3. Nova disciplina do procedimento de admissibilidade recursal marcada por evidente equívoco técnico:

Dizer que a Lei nº 13.256/2016 retomou o procedimento de admissibilidade recursal dos recursos excepcionais previsto no CPC/73 revela-se manifestamente incorreto. Isso porque o artigo 1.030 estabeleceu novo procedimento faseado da seguinte maneira:

(i) o juízo que realizar a admissibilidade recursal deverá, antes de tudo, verificar se o acórdão recorrido é compatível com decisões de observância obrigatória, oportunidade em que deverá, de plano, inadmitir os recursos especial e extraordinário;

(ii) em seguida, verificará se a questão de direito controvertida se encontra afetada para apreciação pelos tribunais superiores, em regime cuja decisão final, nos termos do artigo 927, do CPC/15, terá efeito vinculante;

(iii) caso o acórdão esteja desalinhado com entendimento de observância obrigatória firmado pelo Superior Tribunal de Justiça e Supremo Tribunal Federal, deverá a Presidência ou Vice-Presidência do Tribunal ordinário determinar o retorno dos autos à Câmara que prolatou o acórdão recorrido para que seja exercido juízo de retratação, em atenção à decisão já proferida pelos tribunais superiores;

(iv) caso perceba que a questão de direito não possui entendimento pacificado pelos tribunais superiores, ou tampouco seja objeto de afetação, poderá selecionar o recurso e sugerir a afetação da questão controvertida ao tribunal superior, nos termos do artigo 1.036, § 6º, do CPC/15;

(v) somente após a verificação de todas essas providências, deverá a Presidência ou Vice-Presidência do Tribunal ordinário realizar juízo de admissibilidade do recurso especial ou extraordinário.
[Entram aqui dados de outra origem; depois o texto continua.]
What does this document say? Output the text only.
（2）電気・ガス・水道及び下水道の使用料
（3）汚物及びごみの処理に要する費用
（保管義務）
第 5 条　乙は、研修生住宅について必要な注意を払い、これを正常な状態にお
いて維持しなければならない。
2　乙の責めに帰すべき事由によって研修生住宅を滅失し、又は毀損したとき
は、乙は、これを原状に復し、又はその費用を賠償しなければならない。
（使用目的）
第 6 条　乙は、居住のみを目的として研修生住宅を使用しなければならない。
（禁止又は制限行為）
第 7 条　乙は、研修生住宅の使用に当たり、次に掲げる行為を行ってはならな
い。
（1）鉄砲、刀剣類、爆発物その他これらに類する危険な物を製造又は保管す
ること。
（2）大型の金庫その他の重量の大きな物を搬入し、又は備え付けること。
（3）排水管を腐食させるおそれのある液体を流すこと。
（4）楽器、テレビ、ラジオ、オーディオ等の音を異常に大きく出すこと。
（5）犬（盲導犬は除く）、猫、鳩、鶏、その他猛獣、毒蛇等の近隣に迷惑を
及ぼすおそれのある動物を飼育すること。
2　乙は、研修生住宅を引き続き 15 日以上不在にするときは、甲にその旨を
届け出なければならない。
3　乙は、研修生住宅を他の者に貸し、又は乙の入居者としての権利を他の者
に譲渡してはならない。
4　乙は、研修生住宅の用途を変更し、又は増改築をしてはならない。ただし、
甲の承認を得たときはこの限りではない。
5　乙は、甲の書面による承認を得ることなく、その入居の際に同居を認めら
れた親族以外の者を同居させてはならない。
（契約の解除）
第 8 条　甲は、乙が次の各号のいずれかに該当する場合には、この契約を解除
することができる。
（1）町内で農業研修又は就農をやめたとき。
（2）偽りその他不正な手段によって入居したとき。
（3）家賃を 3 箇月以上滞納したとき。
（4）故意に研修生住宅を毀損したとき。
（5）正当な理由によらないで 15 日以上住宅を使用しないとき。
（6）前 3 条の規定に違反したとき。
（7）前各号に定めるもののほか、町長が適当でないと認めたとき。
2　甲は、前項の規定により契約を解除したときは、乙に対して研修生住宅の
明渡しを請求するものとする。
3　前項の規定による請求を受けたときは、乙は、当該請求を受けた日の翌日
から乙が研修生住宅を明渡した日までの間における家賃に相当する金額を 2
A redação dada pela Lei nº 13.256/2016 é clara ao dispor que a realização do juízo de admissibilidade recursal ocorrerá como quinta e última providência, ao mencionar, expressamente, que o recurso somente será remetido aos tribunais superiores caso “o recurso ainda não tenha sido submetido ao regime de repercussão geral ou de julgamento de recursos repetitivos”; ou não “tenha sido selecionado como representativo de controvérsia”; ou caso “o tribunal recorrido tenha refutado o juízo de retratação”.

Ou seja, resta evidente que a nova lei estabeleceu que é prioritário verificar questões relacionadas à existência de decisão ou afetação de questão de direito pelos tribunais superiores, aplicando as consequências jurídicas ali previstas, para, somente ao final, verificar a existência dos pressupostos de admissibilidade recursal.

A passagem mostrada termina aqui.